How to split data by groups of items (instead of items only) with scikit-learn
Today I learned about the nifty GroupShuffleSplit
class from the scikit-learn
library.
The class can be quite useful to split data by groups.
Example: suppose you want to create a training set and an out-of-time validation set, and you want to keep a distinct set of years to each partition. One way to do so would be like this:
import pandas as pd
from sklearn.model_selection import GroupShuffleSplit
# Create a sample dataframe
df = pd.DataFrame({
'feature_a': [1, 2, 3, 4, 5, 6],
'feature_b': [1.1, 2.2, 3.3, 4.4, 5.5, 6.6],
'year': [2001, 2002, 2002, 2003, 2003, 2003]
})
# Create GroupShuffleSplit object
gss = GroupShuffleSplit(n_splits=1, test_size=0.5, random_state=42)

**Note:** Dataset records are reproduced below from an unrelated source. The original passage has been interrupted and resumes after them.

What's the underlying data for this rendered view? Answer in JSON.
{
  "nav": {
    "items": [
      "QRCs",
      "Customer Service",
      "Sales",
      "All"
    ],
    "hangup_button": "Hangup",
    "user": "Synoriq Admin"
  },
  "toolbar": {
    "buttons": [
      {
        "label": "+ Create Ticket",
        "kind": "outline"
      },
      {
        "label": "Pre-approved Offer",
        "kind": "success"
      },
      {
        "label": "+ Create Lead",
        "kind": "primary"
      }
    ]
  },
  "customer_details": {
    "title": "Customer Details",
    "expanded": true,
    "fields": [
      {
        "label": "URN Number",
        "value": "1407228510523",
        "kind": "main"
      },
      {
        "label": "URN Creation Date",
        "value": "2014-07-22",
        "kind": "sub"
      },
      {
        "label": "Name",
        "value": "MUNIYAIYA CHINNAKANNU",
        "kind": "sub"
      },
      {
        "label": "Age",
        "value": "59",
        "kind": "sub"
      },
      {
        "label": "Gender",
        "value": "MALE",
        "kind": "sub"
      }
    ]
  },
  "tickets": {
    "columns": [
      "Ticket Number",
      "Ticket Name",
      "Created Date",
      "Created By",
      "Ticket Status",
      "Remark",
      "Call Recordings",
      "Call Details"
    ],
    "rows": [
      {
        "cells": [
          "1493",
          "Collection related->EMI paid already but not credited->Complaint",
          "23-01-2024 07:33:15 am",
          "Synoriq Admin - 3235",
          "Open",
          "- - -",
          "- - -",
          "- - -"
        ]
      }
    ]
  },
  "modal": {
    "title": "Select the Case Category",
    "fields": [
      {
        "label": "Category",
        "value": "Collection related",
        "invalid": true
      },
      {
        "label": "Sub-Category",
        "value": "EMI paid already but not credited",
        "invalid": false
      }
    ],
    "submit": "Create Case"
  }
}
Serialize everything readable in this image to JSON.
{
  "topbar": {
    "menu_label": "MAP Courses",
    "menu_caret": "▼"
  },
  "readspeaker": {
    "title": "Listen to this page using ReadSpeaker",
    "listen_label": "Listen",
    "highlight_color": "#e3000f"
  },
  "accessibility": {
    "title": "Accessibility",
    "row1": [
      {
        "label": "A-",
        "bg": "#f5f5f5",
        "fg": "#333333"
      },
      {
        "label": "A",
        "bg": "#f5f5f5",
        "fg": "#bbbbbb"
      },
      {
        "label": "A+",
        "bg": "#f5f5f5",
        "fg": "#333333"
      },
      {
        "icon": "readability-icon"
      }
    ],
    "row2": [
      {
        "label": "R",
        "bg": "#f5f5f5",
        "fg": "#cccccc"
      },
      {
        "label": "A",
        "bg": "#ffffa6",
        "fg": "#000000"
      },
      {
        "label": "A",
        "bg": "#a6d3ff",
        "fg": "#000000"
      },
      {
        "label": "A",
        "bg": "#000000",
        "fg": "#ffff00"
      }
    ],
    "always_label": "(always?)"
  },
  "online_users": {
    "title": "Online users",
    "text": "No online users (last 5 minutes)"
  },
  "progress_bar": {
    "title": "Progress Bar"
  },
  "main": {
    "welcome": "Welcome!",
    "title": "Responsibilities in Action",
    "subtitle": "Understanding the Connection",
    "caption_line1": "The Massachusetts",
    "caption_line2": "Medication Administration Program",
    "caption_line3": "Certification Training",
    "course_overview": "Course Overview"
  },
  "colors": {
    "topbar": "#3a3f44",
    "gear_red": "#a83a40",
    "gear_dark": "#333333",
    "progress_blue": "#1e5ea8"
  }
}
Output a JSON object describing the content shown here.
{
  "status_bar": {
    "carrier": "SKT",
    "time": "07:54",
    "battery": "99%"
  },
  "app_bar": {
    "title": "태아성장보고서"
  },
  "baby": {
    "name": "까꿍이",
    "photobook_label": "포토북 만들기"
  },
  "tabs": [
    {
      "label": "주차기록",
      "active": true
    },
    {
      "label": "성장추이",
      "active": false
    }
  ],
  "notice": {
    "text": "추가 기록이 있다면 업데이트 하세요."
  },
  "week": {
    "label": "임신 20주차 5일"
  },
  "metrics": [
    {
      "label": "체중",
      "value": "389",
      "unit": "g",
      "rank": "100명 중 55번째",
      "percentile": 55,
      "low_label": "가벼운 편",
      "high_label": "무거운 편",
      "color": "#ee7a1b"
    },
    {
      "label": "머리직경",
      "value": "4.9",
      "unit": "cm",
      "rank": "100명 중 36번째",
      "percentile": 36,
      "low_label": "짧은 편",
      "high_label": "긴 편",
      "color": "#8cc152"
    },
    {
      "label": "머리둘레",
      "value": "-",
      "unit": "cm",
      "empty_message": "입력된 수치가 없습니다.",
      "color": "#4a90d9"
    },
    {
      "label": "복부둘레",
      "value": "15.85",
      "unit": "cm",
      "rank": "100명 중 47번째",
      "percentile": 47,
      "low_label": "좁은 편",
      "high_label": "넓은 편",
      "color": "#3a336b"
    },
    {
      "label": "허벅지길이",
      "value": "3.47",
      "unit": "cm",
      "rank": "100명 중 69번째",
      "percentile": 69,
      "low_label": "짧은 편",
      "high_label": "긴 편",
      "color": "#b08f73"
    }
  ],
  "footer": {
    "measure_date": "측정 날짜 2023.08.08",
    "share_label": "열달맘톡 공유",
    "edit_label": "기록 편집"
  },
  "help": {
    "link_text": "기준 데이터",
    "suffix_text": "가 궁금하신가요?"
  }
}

# Split the dataframe into train and test sets, based on the 'year' column
for train_idx, test_idx in gss.split(df, groups=df['year']):
train_set = df.loc[train_idx]
test_set = df.loc[test_idx]
# Print the train and test sets
print("Training set:")
print(train_set)
print("\nTest set:")
print(test_set)
Training set:
feature_a feature_b year
1 2 2.2 2002
2 3 3.3 2002
3 4 4.4 2003
4 5 5.5 2003
5 6 6.6 2003
Test set:
feature_a feature_b year
0 1 1.1 2001